Withコロナ時代に向けたリサーチ業界の準備 第12回

さぶたいとる

オンラインカンファレンス

ほんぶん

JMRAインターネット調査品質委員
リサーチ・コンサルタント
岸田 典子

コロナ禍で、カンファレンスのような大型イベントのオンライン化がすすみました。2020年のJMRAのカンファレンスもオンラインで開催され、ESOMARをはじめとする海外のカンファレンスもオンラインで実施されました。
企業の営業活動の一環としても、オンラインイベントが積極的に活用されています。顧客のところに1件ずつ出張訪問して営業するのと比べ、全国の有望顧客に対して一気に情報提供することが可能なオンラインイベントは、今後もますます活用されていくことが予想されます。今回はオンラインイベントの方法とプランニングの留意点についてお伝えします。

1.プラットフォーム
*Zoomウェビナーの場合

多人数に同時に情報提供するイベントに適しています。カンファレンスの場合は、基調講演のように多くの人が聴くコンテンツに向きます。参加者は顔出しをせず、チャットやQ&Aのみなので、「耳だけ参加」のような気楽な視聴が可能です。また運営側は、参加者管理をそれほど気にせず、プレゼンテーションに集中できます。広く拡散してもよいコンテンツであれば、YouTubeなどのライブ配信に繋げることもできます。
一方で、参加者との直接のコミュニケーションは少ないため、ウェビナー終了後にどのように参加者との関係をつないでゆくのかについても検討するとよいでしょう。例えば、参加者限定の資料提供や個別相談のアポイントの案内メールの送付なども可能です。アンケートに回答いただいた方にのみ資料提供する方法も検討に値するでしょう。

*Zoomミーティングによるワークショップの場合

参加者とのインタラクティブなコミュニケーションを取り入れることも、情報提供型にすることも自在にできるのがZoomミーティングです。
オンラインイベントは、リアルタイムで視聴することに価値があると感じられるコンテンツの方が盛り上がります。そういった感覚を提供できるのは、インタラクティブなやりとりやブレイクアウトルームによる参加者同士の対話を取り入れたオンラインワークショップです。

2.プログラムの構成
*全体構成

オンラインイベントのコンテンツが聞くだけでよいものばかりになると、参加者は受け身になり、退屈に感じるようになります。ウェビナーやワークショップのような参加型コンテンツ、または前回ご紹介した会場とオンラインを一体化させるハイブリッドオンラインのようにコンテンツの種類に幅があるとイベントをより盛り上げることができます。目的と内容によって使い分けるとよいでしょう。
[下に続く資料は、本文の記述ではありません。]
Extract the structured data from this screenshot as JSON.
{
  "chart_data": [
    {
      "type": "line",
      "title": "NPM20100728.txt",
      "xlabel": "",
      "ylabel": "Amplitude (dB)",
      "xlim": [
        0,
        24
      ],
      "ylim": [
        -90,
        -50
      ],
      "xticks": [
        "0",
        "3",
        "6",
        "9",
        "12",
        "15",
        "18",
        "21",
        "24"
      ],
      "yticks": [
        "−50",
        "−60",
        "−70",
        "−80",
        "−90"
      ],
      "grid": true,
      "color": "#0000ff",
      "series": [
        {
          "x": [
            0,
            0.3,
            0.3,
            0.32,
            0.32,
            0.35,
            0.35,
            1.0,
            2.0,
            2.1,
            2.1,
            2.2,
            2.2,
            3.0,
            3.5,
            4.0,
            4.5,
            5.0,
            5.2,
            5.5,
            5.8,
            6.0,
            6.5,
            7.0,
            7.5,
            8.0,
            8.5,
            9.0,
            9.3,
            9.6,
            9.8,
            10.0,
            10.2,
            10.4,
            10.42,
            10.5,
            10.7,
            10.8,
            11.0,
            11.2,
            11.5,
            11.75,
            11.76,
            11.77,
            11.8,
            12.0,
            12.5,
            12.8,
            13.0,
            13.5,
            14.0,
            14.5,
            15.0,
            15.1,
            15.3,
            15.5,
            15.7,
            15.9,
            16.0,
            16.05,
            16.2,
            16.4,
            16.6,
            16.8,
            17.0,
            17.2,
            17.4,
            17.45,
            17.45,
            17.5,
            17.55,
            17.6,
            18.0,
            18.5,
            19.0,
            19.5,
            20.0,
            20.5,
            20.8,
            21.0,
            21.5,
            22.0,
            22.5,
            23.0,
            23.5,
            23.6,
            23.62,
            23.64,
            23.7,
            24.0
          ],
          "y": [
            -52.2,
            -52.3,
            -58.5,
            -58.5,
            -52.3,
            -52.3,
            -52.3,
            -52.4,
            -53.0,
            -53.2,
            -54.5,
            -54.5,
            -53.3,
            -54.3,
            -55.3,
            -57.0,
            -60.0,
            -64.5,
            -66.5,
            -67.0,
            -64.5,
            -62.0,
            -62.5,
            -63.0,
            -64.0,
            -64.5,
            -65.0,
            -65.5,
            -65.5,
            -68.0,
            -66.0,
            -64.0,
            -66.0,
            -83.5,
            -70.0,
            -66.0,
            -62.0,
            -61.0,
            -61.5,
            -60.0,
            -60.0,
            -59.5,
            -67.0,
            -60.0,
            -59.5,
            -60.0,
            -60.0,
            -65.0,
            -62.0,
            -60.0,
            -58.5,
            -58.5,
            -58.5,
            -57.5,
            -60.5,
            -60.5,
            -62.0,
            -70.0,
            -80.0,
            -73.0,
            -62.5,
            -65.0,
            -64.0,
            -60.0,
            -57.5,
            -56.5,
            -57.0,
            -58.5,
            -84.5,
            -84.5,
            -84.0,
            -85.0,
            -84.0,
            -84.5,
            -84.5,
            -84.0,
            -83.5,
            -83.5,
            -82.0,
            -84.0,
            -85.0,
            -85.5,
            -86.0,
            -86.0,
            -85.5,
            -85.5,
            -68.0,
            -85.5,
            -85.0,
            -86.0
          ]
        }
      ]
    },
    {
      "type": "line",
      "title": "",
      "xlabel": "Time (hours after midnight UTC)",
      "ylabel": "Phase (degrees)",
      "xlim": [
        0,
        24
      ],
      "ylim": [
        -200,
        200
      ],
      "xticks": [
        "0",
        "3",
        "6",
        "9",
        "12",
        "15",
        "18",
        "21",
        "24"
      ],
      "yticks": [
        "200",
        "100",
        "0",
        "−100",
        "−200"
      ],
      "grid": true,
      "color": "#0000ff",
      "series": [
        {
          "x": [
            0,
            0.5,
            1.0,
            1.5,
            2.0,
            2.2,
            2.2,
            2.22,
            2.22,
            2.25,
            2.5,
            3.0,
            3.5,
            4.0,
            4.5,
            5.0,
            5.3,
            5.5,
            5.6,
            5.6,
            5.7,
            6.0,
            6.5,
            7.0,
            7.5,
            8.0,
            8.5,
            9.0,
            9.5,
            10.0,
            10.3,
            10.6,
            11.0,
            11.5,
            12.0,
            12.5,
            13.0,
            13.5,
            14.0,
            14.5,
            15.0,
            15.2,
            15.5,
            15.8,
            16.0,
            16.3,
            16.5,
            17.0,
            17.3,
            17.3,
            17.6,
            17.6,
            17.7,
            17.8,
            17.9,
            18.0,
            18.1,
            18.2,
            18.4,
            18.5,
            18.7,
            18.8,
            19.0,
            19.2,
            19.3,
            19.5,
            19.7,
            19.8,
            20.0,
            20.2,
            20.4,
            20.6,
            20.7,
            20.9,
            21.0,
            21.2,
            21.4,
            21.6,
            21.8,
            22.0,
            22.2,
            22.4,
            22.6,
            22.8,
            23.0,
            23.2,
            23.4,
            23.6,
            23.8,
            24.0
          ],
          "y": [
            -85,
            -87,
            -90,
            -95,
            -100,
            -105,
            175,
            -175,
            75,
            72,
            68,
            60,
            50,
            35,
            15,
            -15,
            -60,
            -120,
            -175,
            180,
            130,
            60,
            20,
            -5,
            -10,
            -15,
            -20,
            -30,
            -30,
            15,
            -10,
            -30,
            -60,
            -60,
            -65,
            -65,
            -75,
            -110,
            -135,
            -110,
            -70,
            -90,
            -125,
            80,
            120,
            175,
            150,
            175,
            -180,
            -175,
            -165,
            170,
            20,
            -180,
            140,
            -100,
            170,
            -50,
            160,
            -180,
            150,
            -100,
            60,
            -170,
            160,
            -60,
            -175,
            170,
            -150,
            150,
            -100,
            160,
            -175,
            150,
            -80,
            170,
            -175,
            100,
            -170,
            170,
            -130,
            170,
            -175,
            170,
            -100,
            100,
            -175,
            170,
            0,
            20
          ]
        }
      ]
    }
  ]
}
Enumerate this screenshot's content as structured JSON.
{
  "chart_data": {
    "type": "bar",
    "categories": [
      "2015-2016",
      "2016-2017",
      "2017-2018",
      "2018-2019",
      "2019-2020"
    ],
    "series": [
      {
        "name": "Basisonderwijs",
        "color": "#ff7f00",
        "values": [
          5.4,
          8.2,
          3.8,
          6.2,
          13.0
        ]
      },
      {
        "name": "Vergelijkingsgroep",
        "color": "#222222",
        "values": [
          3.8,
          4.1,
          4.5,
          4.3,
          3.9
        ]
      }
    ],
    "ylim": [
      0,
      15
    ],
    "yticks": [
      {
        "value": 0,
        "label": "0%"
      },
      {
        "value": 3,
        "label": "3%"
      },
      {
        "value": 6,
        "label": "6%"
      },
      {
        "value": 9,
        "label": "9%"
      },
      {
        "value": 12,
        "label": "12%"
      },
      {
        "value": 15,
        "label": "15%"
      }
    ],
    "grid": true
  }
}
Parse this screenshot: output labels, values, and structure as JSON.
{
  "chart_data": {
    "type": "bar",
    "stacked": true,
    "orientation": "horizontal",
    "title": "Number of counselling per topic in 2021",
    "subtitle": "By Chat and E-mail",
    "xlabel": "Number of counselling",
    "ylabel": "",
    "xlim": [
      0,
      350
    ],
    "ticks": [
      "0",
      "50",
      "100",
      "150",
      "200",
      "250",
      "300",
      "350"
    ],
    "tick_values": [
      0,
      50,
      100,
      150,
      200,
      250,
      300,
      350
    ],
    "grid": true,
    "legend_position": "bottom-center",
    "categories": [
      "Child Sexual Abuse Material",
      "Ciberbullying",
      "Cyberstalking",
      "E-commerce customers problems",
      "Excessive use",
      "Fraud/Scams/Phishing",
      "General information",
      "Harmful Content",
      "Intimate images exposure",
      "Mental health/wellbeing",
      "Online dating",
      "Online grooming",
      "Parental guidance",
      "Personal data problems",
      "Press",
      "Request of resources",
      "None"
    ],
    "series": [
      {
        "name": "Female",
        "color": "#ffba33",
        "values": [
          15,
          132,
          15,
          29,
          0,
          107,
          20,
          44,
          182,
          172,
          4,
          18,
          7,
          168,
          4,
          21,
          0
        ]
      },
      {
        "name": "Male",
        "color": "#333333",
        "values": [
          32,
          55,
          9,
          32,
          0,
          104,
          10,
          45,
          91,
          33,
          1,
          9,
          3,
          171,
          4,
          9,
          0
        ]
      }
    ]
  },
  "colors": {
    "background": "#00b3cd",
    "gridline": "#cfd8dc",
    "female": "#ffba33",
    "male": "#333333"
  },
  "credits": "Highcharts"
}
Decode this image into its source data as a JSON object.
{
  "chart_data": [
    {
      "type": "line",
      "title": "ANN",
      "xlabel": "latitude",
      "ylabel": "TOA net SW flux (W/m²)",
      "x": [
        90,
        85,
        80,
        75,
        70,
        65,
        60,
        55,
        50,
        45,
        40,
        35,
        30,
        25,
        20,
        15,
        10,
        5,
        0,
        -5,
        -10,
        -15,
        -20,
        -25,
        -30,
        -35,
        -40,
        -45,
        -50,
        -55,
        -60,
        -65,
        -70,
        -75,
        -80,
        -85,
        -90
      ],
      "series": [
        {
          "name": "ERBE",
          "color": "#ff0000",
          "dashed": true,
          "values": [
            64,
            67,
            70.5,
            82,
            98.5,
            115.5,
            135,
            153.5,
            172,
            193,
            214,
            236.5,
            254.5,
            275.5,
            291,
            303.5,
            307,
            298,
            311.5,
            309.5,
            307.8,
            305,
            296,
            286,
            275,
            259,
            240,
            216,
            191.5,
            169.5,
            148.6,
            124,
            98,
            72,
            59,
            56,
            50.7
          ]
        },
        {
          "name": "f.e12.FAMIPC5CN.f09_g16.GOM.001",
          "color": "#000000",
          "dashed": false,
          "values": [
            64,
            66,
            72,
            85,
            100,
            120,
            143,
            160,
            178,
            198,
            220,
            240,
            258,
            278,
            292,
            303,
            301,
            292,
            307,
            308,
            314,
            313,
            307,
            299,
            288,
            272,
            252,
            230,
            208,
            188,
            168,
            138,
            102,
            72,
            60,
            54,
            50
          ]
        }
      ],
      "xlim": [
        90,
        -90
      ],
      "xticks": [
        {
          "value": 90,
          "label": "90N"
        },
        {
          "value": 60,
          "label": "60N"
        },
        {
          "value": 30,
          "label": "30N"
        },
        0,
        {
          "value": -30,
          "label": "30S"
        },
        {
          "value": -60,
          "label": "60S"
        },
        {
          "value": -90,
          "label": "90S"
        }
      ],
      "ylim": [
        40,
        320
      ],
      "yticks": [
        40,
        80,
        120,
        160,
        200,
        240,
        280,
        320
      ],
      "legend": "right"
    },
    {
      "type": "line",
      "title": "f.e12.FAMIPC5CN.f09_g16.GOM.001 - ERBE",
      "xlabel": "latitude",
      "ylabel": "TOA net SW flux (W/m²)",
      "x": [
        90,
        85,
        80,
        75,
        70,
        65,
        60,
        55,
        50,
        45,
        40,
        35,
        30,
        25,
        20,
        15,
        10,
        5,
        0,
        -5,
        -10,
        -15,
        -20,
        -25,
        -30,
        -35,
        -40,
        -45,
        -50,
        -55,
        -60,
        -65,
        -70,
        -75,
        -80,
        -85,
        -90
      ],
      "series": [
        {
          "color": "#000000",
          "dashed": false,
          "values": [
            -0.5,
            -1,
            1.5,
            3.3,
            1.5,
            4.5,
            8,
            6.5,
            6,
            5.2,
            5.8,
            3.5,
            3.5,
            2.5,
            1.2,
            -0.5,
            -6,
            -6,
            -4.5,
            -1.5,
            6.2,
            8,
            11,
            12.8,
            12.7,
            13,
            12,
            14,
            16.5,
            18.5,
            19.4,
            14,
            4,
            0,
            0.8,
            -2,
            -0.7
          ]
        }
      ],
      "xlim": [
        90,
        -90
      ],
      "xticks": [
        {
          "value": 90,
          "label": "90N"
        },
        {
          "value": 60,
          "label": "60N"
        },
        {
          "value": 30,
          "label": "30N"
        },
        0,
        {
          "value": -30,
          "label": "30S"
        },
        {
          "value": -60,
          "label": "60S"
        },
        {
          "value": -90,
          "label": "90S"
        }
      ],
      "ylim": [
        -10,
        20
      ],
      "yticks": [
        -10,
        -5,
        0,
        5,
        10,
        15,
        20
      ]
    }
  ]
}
*ブレイクアウトルームを活用した企業ブースの作り方の一例

最近は、オンラインイベントの商談専用プラットフォームも販売されていますが、Zoomのブレイクアウトルームを工夫して企業ブース風に運用することも可能です。

  • 最初にメインルームで、参加企業の概要を全参加者に紹介します。参加者がブレイクアウトルームを自由に移動できる設定にし、参加者にブレイクアウトルームの移動方法を説明します。
  • 参加企業の名前をつけたブレイクアウトルームを作り、各企業のプレゼンターをブレイクアウトルームに割り振ります。各企業のプレゼンターがブレイクアウトルーム内で参加者に商品・サービス紹介を行います。
  • 参加者は自由にルーム間を移動して各社のプレゼンテーションを聞き、質疑応答をします。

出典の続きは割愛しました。